Trump, who one day earlier had signed an executive order temporarily barring the admission of refugees, complained that he was “going to get killed” politically and accused Australia of seeking to export the “next Boston bombers.”

The most convincing supporting evidence for the account of these “senior U.S. officials” so far has been Trump himself ripping the Australian refugee deal on Twitter Wednesday night:

Some in the media have objected to Trump’s use of the term “illegal immigrants.” Every country has a legal procedure for granting asylum. Violating that procedure is, by definition, illegal. Australia’s procedures are evidently very difficult to violate, and the consequences for failed attempts are most unpleasant.

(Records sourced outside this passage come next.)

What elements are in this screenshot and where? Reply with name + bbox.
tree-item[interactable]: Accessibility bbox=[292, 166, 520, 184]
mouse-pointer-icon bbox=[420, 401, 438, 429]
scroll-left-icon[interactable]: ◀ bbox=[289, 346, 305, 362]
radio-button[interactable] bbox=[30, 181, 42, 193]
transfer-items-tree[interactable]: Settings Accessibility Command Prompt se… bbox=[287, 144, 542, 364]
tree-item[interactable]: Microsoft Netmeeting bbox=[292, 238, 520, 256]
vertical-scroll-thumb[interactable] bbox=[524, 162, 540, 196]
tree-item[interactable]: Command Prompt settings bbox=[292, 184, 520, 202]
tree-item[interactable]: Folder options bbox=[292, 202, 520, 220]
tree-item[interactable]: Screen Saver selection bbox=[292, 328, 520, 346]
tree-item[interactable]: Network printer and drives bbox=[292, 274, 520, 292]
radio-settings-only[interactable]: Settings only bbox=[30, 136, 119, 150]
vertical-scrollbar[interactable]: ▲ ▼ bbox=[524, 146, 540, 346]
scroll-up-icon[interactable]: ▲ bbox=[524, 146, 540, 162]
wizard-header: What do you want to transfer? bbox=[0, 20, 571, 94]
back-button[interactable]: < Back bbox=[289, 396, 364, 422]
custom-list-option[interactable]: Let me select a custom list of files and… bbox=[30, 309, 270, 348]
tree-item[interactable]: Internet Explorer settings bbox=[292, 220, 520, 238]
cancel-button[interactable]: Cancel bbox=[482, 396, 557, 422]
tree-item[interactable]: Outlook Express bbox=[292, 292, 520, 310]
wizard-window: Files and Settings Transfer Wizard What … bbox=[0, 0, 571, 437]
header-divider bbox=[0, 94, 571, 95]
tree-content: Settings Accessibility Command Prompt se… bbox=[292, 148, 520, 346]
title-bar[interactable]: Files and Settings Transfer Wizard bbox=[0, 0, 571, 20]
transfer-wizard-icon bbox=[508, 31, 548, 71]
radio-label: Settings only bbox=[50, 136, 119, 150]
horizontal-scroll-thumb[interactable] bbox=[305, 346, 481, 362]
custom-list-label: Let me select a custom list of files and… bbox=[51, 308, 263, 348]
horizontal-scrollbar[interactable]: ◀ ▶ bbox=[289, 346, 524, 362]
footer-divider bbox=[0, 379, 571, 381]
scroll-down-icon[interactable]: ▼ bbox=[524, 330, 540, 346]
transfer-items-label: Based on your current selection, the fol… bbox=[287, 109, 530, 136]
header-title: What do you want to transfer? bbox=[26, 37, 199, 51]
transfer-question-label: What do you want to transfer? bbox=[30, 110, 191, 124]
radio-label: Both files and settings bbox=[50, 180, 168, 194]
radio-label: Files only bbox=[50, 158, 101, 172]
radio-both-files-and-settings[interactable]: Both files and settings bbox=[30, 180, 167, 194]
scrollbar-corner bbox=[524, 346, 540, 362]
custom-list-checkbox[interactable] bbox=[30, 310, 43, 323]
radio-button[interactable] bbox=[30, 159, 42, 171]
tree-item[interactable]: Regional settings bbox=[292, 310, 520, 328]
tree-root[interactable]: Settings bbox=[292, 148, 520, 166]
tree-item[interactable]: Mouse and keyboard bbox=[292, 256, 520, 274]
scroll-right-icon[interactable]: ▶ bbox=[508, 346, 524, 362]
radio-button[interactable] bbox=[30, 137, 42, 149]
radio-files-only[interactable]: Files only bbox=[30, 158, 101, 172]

What Trump calls the migrants affected would also seem to be far less of a concern than what Australia is doing to them. Australia’s migrant camps have been criticized for squalid conditions, poor medical treatment, beatings, sexual assaults, and even an alleged murder carried out by camp guards. One internee shouted, “I can’t take it any more!” and set himself on fire last year, according to the UK Mirror.

“The United Nations has criticized the camps as cruel and illegal – but Australia believes that if it were to let them in, it would lead to a ‘free for all’ of mass immigration,” the Mirror writes.

White House spokesman Sean Spicer said that President Trump was “unbelievably disappointed” in the refugee deal, and pledged that any internees taken by the United States will be subjected to “very, very extreme vetting” — which does not answer a question posed by Australian Deputy Prime Minister Barnaby Joyce, namely what Australia will do with individuals who fail the American vetting process or are not covered by the U.S.-Australian agreement.

“He does not like it but out of respect for [Mr Turnbull] he is going to allow that the process to continue. Under the conditions that have been set that there will be extreme vetting on every single one of those individuals. He wants to ensure while he has respect for the Australian people, respect for Prime Minister Turnbull, that we do not pose a threat to the American people,” Spicer said, as quoted by Australia’s ABC News.

He also insisted the Trump-Turnbull call was “cordial.” Turnbull himself stated, “the report that the President hung up is not correct,” and that the call “ended courteously.”

ABC points to Senate Armed Services Committee chairman John McCain, himself a former presidential candidate, as one of Trump’s fiercest critics on this matter. McCain’s criticism was largely limited to recounting the details of the long friendship between the United States and Australia, without arguing that it is acceptable for Australia to put refugees in internment camps or that the United States is obliged to take them.

Trump addressed what ABC calls his “public stoush” with Turnbull at a speech in Washington. “When you hear about the tough phone calls I’m having, don’t worry about it. Just don’t worry about it. They’re tough. We have to be tough. It’s time we have to be a little tough, folks. We are taken advantage of by every nation in the world virtually. It’s not going to happen anymore,” he said.

On Thursday, Trump added from the White House:

I have a lot of respect for Australia. I love Australia as a country but I have a problem where for whatever reason President Obama said they were going to take probably well over 1000 illegal immigrants who were in prisons. 1250, could be 2000, could be more than that, and I said “Why? Why are we doing this?”